Berbeda dengan cabai, harga bawang merah dan bawang putih justru mengalami penurunan. Kedua komoditas tersebut kini dijual seharga Rp35.000 per kilogram sehingga mendorong peningkatan minat beli masyarakat.
"Sekarang harga bawang merah dan bawang putih turun menjadi Rp35.000 per kilogram. Dengan harga yang lebih terjangkau, pembeli biasanya membeli dalam jumlah lebih banyak untuk persediaan di rumah," katanya.
Minta menilai fluktuasi harga merupakan hal yang lazim terjadi pada komoditas hortikultura karena sangat dipengaruhi kondisi pasokan dari sentra produksi. Selama distribusi tetap lancar, harga diperkirakan akan kembali stabil dalam waktu dekat.

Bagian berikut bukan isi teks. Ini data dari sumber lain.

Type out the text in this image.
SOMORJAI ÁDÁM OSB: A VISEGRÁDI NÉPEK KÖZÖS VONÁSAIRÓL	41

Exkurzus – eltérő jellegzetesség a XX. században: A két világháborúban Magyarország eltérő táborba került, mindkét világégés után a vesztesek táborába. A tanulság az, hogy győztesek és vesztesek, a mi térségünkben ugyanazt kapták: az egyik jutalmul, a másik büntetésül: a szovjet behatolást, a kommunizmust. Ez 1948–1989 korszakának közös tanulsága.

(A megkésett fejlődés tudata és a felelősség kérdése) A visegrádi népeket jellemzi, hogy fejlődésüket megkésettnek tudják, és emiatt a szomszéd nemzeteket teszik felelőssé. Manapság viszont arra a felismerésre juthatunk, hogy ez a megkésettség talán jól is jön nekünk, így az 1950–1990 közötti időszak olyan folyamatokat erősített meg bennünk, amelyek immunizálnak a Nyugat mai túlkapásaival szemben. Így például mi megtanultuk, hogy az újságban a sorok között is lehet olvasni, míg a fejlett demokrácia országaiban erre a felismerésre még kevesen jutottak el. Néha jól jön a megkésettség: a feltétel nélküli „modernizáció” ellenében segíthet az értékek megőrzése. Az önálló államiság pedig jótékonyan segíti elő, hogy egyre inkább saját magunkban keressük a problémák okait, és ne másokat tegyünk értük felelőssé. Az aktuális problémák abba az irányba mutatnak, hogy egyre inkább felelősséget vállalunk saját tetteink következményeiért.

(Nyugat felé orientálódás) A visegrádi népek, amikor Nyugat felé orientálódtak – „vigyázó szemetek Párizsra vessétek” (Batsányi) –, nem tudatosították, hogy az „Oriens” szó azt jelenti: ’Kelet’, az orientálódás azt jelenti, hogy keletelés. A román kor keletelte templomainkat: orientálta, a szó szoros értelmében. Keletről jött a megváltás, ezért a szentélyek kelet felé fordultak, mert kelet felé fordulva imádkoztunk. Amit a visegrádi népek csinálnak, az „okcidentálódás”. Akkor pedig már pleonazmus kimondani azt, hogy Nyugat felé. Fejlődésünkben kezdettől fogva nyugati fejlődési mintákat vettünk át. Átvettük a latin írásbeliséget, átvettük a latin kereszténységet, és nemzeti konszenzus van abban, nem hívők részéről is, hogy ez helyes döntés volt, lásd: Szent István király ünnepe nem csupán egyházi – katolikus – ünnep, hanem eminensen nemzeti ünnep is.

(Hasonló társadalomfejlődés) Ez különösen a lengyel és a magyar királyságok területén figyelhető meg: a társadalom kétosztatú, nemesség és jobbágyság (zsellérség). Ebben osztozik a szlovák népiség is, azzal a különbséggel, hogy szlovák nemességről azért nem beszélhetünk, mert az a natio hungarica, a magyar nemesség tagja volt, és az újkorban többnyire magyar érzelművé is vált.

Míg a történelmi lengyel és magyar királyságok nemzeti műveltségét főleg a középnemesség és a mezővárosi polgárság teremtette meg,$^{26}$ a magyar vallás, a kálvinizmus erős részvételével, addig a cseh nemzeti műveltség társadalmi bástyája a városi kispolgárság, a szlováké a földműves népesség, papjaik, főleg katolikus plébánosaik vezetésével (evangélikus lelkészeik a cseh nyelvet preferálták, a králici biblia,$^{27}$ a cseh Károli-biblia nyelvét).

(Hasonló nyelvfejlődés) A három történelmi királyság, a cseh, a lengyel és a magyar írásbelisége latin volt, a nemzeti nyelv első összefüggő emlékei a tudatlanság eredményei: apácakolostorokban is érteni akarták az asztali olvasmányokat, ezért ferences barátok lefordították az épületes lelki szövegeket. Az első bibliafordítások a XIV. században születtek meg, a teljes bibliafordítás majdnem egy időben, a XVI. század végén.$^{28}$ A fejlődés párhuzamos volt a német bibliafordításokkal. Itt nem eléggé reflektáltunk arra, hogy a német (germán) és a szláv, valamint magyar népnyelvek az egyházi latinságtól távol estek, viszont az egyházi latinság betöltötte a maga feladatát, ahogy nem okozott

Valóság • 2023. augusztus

Meski terjadi perubahan harga, aktivitas jual beli di Pasar Sail tetap berjalan normal. Pedagang masih mampu memenuhi kebutuhan konsumen karena stok cabai maupun bawang tersedia dalam jumlah yang cukup.
Di sisi konsumen, kenaikan harga cabai mulai mendorong masyarakat menyesuaikan pola belanja.
Salah seorang pembeli, Yanti (42), mengaku mengurangi pembelian cabai merah untuk menekan pengeluaran rumah tangga. Namun, turunnya harga bawang membantu menjaga keseimbangan biaya belanja.
"Kalau cabai memang naik, jadi kami mengurangi jumlah pembelian. Syukurnya harga bawang turun, jadi masih bisa menyeimbangkan pengeluaran belanja dapur," ujarnya.
Yanti berharap harga bumbu dapur dapat kembali stabil sehingga daya beli masyarakat tetap terjaga. Ia juga berharap pasokan dari daerah pemasok terus berjalan lancar agar fluktuasi harga tidak berlangsung dalam waktu lama.
Sementara itu, para pedagang optimistis kondisi pasar tetap kondusif karena distribusi berbagai komoditas masih berjalan baik. Dengan pasokan yang terjaga, mereka berharap kenaikan harga cabai hanya bersifat sementara dan segera kembali normal.